Subject Re: [firebird-support] Re: Alternative for UNIQUE constraint
Author Helen Borrie
At 10:49 PM 28/03/2009, you wrote:
>Helen Borrie wrote:
>> At 10:13 PM 28/03/2009, Mark Rotteveel wrote:
>>>> It's wrong according to the LangRef, though.
>>> Actually according to the LangRef it is allowed (see the syntax on page
>>> 72, and the notes on page 77-78).
>>
>> I don't think you looked closely enough at his table definition. ;-)
>
>Could you enlighten me,

CREATE TABLE tblFiles (
ID INTEGER
NOT NULL
PRIMARY KEY
CHECK (VALUE >= 0),
Filename CHAR (260) CHARACTER SET UTF8
NOT NULL,
Volume INTEGER
NOT NULL
DEFAULT -1
CHECK (VALUE >= -1)
REFERENCES tblVolumes (ID)
ON UPDATE SET DEFAULT
ON DELETE SET DEFAULT,

UNIQUE (Volume, Filename)
);

No sign of the FOREIGN KEY token.


>the only things I see wrong with it are:
>* declaration of NOT NULL before DEFAULT (not allowed)
>* an inline CHECK constraint and inline FOREIGN KEY constraint (not allowed)
>* the CHECK constraint is incorrect (should be CHECK (id >= -0) resp
>CHECK (volume >= -1)).
>
>But still, that does match with your assertion that foreign keys must be
>declared explicitly (they don't)

They do.

"Explicitly" doesn't mean "in a separate statement" (although it *is* advisable). But you can't have an "implicit foreign key" created by just tacking a REFERENCES clause onto a column definition.

>and that it is advisable to declare
>them in a separate transaction (why? I see no need for that, and if
>there is some hidden reason that should be considered a bug).

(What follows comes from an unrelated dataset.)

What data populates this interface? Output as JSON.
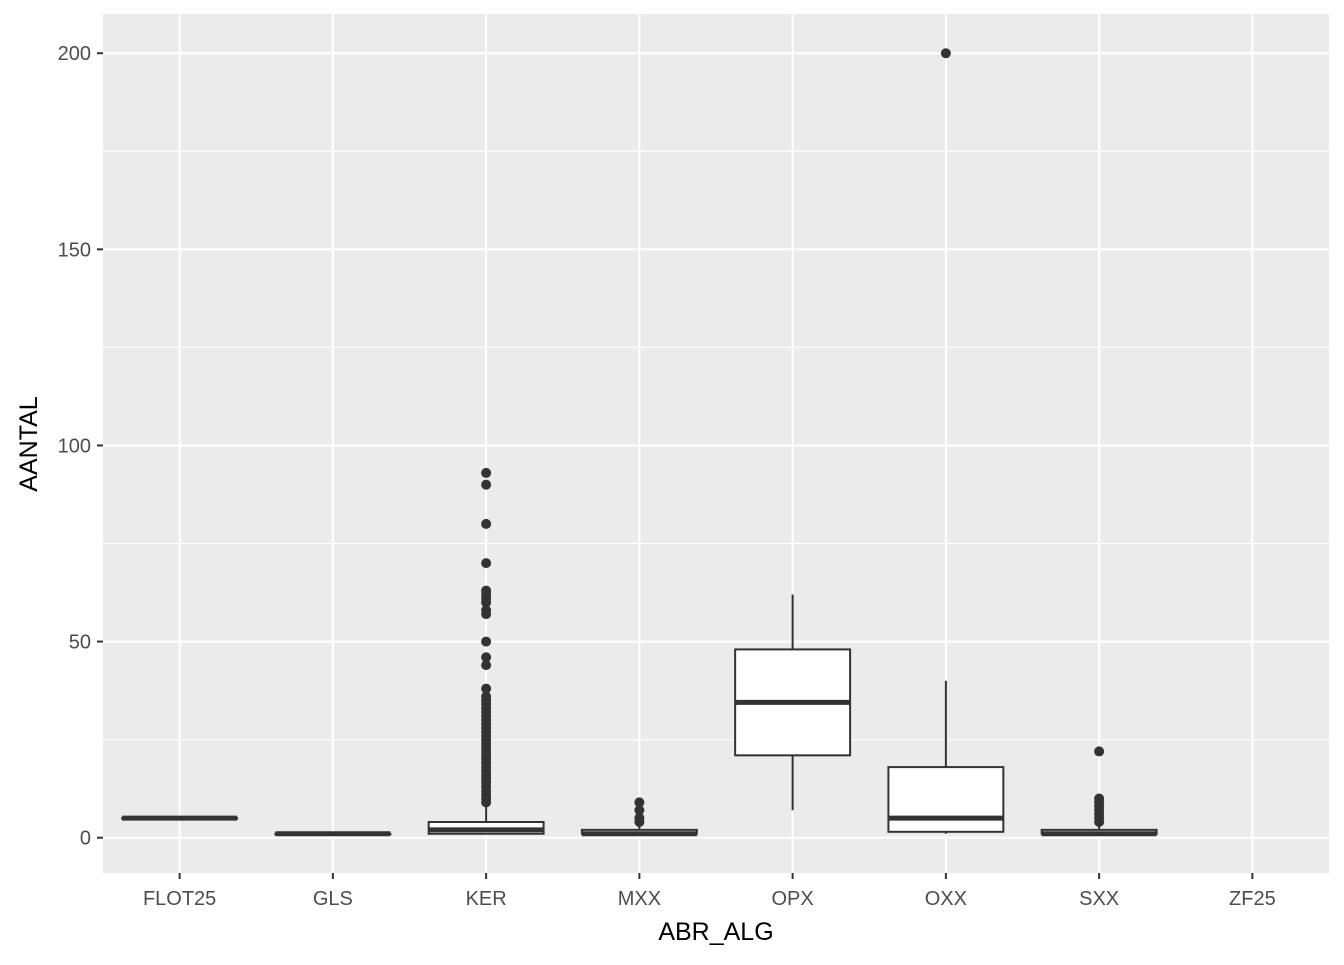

Anything that is dependent on something else should be in its own transaction. Apart from being clean practice, it also ensures that each dependency and things dependent on those dependencies are taken care of in good order.

Why? because DDL *looks* simple but it involves a lot of stuff under the covers: creation of objects, indices, checking and creation of dependencies, yada, yada.

In any case, Fb 2 and beyond are a lot tougher on lazy typists than 1.5 was. ;-) You will suffer much frustration by carrying your bad old habits forward...and I certainly don't think it's helpful to encourage newbies to do sloppy stuff that will get them into strife when they upgrade.